The prevalence of CKD in this study was relatively high. To the best of our knowledge, this study was the first to include hematuria in CKD assessment among hepatitis C patients. Moreover, some previous studies only used International Classification of Diseases (ICD) code from medical records in diagnosing CKD.

This study also used urinary ACR as recommended by KDIGO in evaluating albuminuria. The population was also limited to subjects infected with HCV since hepatitis B or HIV infection may also cause nephropathy. Re-examination was done in all abnormalities of kidney damage markers to ensure the persistency.

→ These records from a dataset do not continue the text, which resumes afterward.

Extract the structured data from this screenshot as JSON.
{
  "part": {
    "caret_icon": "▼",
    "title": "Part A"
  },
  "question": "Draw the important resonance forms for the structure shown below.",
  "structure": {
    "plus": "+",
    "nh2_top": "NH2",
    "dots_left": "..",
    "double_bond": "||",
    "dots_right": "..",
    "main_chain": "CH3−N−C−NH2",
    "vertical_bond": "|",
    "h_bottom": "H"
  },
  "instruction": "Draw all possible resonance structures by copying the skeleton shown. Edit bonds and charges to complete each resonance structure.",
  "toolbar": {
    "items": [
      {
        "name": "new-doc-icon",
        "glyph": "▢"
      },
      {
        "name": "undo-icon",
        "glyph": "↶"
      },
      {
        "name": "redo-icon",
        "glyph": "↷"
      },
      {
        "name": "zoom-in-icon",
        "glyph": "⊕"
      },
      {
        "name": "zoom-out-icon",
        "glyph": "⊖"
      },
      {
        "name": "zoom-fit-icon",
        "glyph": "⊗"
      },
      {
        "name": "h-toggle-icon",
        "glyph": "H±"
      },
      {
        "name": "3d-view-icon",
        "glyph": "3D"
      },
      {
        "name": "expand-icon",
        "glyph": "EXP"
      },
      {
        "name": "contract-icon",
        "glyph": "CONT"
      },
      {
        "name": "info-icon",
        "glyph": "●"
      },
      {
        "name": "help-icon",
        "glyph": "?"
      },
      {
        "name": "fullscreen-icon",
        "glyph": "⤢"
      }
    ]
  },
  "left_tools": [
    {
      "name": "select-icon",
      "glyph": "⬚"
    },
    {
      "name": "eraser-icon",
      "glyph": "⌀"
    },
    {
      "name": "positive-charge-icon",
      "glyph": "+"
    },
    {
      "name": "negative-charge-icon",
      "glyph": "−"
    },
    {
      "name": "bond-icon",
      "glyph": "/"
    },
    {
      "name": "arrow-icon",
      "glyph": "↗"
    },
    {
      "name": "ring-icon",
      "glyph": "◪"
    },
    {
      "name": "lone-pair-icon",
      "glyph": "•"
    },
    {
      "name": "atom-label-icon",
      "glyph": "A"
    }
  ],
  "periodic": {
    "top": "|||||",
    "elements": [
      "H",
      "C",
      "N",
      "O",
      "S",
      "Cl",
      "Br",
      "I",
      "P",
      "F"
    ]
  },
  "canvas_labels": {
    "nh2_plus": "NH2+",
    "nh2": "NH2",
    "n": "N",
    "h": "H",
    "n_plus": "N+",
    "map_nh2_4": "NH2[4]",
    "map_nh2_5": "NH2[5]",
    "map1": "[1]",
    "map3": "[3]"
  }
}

The prevalence of CKD among patients with hepatitis C in this study was higher compared to previous studies ranging 9.2% to 16.5%.[6],[11],[13],[20],[21] Some reasons may contribute in this discrepancy. Liver cirrhosis proportion was also higher in this study (59.5%) compared to the study in Taiwan (12.9%, based on medical records)[9] and United States (23.7%, based on fibrosis-4 index ≥3.25).[22] The possible reasons for these differences may be attributed to no uniformity in diagnosing cirrhosis and the place of our study that is a tertiary care hospital. Moreover, transient elastography may be more accurate in diagnosing liver cirrhosis compared to medical records and fibrosis-4 index. The recruitment of our study was hospital-based study; meanwhile other studies were population-based studies.

Despite of the higher prevalence of CKD in our study, the prevalence of decreased eGFR was quite similar. In our study, the prevalence of eGFR <60 mL/min/1.73 m2 (11.9%) and eGFR <30 mL/min/1.73 m2 (0.5%) were still in the range of prevalence (2.2 to 30% and 0.2 to 2%, respectively) reported in a meta-analysis of 23 cross-sectional studies in the United States and Taiwan.[23] Moorman et al[22] also found 2% of subjects having eGFR<30 mL/min/1.73 m2 in hepatitis C. Moreover, prevalence of albuminuria (15.7%) was also similar to the prevalence reported in the previous meta-analysis (6.4–27.2%).[23] Hepatitis C may cause proteinuria by direct virus attack or being mediated with insulin resistance that would increase renal cell proliferation and resulted in vasoconstriction.[24] This possible mechanism might be seen in line with high proportion of DM in this study.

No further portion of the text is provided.